Put lid back on, and wearing oven gloves so as not to burn oneself, hold the lid down tightly and shake the potatoes vigorously.  A nice little workout for one's bingo wings too!

When you take off the lid, you should see that potatoes will look a littled damaged and fluffy around the edges. This is exactly what we want.

Now remove the hot roasting pan from oven with care
Remember this is full of VERY hot oil.
Place pan on hot at medium heat, so it doesn't cool too much.
Remember we want to hot oil to sear the outer layer of the potatoes.

Start adding your potatoes, ensuring that you coat all the surfaces of the potatoes and remember to be careful of spitting oil.  Nobody wants to see nasty pink blisters across the dining table.

Place in the oven for 20 mins, after which turn the potatoes.
Return to oven for another 20 mins after which turn again.
Cut the bulb of garlic in half nestle in between the potatoes. Add whole sprigs of rosemary.
Return to the oven for a final 20 mins

Remove from oven, and drain off any excess fat on kitchen roll.

If you wish sprinkle with freshly rosemary and sea salt flakes . . . Serve with LOVE



Super yummy scrummy and just perfect..!!

Sticky Spicy Chicken Drumsticks


I am a real carnivore.  I love meat!  I love it roasted, chargrilled, stir fried - all ways!

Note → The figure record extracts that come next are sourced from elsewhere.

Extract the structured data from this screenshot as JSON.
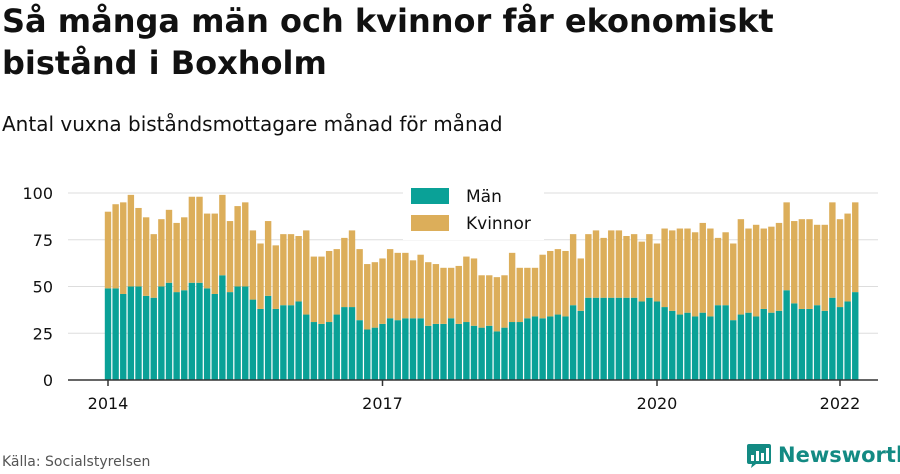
{
  "title": "Så många män och kvinnor får ekonomiskt bistånd i Boxholm",
  "subtitle": "Antal vuxna biståndsmottagare månad för månad",
  "source": "Källa: Socialstyrelsen",
  "brand": {
    "name": "Newsworthy"
  },
  "colors": {
    "men": "#0aa197",
    "women": "#dcae5a",
    "grid": "#dddddd",
    "axis": "#333333"
  },
  "chart_data": {
    "type": "bar",
    "stacked": true,
    "x_labels": [
      "2014",
      "2017",
      "2020",
      "2022"
    ],
    "x_start": "2014-01",
    "x_end": "2022-01",
    "ylim": [
      0,
      100
    ],
    "yticks": [
      0,
      25,
      50,
      75,
      100
    ],
    "legend": {
      "position": "top-center"
    },
    "series": [
      {
        "name": "Män",
        "color": "#0aa197",
        "values": [
          49,
          49,
          46,
          50,
          50,
          45,
          44,
          50,
          52,
          47,
          48,
          52,
          52,
          49,
          46,
          56,
          47,
          50,
          50,
          43,
          38,
          45,
          38,
          40,
          40,
          42,
          35,
          31,
          30,
          31,
          35,
          39,
          39,
          32,
          27,
          28,
          30,
          33,
          32,
          33,
          33,
          33,
          29,
          30,
          30,
          33,
          30,
          31,
          29,
          28,
          29,
          26,
          28,
          31,
          31,
          33,
          34,
          33,
          34,
          35,
          34,
          40,
          37,
          44,
          44,
          44,
          44,
          44,
          44,
          44,
          42,
          44,
          42,
          39,
          37,
          35,
          36,
          34,
          36,
          34,
          40,
          40,
          32,
          35,
          36,
          34,
          38,
          36,
          37,
          48,
          41,
          38,
          38,
          40,
          37,
          44,
          39,
          42,
          47
        ]
      },
      {
        "name": "Kvinnor",
        "color": "#dcae5a",
        "values": [
          41,
          45,
          49,
          49,
          42,
          42,
          34,
          36,
          39,
          37,
          39,
          46,
          46,
          40,
          43,
          43,
          38,
          43,
          45,
          37,
          35,
          40,
          34,
          38,
          38,
          35,
          45,
          35,
          36,
          38,
          35,
          37,
          41,
          38,
          35,
          35,
          35,
          37,
          36,
          35,
          31,
          34,
          34,
          32,
          30,
          27,
          31,
          35,
          36,
          28,
          27,
          29,
          28,
          37,
          29,
          27,
          26,
          34,
          35,
          35,
          35,
          38,
          28,
          34,
          36,
          32,
          36,
          36,
          33,
          34,
          32,
          34,
          31,
          42,
          43,
          46,
          45,
          45,
          48,
          47,
          36,
          39,
          41,
          51,
          45,
          49,
          43,
          46,
          47,
          47,
          44,
          48,
          48,
          43,
          46,
          51,
          47,
          47,
          48
        ]
      }
    ]
  }
}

I also love to marinade meat. 
I think it's easy an efficient way to prepare a main dish, and I rarely measure ingredients when preparing and cooking food like this.  Yes this sounds dangerous to us ladies who like control and order - but it's a tip I've received from many women from the previous two generations.

Whenever you have a few minutes, throw, sprinkle or pour ingredients over the meat, squish it all together in a bowl, or for the more squeamish, a sandwich/freezer bag and leave the lovely marinade to permeate and tenderise the meat in the fridge for a few hours, although preferably overnight. 
Whenever you're ready just take the meat out of the fridge and pop it into the oven, or on the BBQ or under the grill.  Couldn't be more simple right?

Today I made these sticky spicy chicken drumsticks for Alex. 
It's been a typical cold, grey, drizzly February weekend in London, and much to my shame, Alex and I didn't leave the flat - not even to do grocery shopping.

I already had chicken drumsticks in the freezer, so defrosted them overnight, and this morning just slashed the flesh and added what I fancied from what was in my fridge and store cupboard:

a long drizzle of sweet soy
a few chopped garlic cloves
a smattering of chilli flakes - to your liking
a sprinkling of paprikia
a sprinkling of ground ginger
a sprinkling of ground cumin
half a lime - left over from last night's gin'n'slimline tonics

I slashed the flesh as I wanted to roast these drumsticks in a speedy fashion - Alex was very peckish and wasn't in a particularly patient mood.

I roasted the drumsticks on a baking tray, (with no oil), for 30 minutes at 200 degrees celcius, turning the chicken drumsticks once, to ensure both sides were lovely and caramelised.

I served this with a fresh green salad, and oven cooked potatoes wedges with their skins on, and of course....
.....with LOVE.....


Store Cupboard Essentials


I always keep a wide range of spices as these help me make a simple piece of meat or fish into something much more interesting.
I have everything from sea salt and black peppercorns to warm spices like ground cinnamon, ground ginger, ground cumin, coriander seeds, paprika, Chinese 5 spice, chilli flakes.
I also keep jars of dried herbs like tarragon, mint, parsley, chervil - as I sometimes forget to buy the fresh versions when in the supermarket - and these are a good substitute


I also keep a wide array of sauces to help brighten up simple dishes.
Here you will see: light soy, dark soy, sweet soy, chilli sauce, fish sauce, oyster sauce, sweet chilli sauce, chinese rice wines, seasame oil, chilli oil.
The condiments I keep vary from time to time, however, these are the staples I couldn't live without.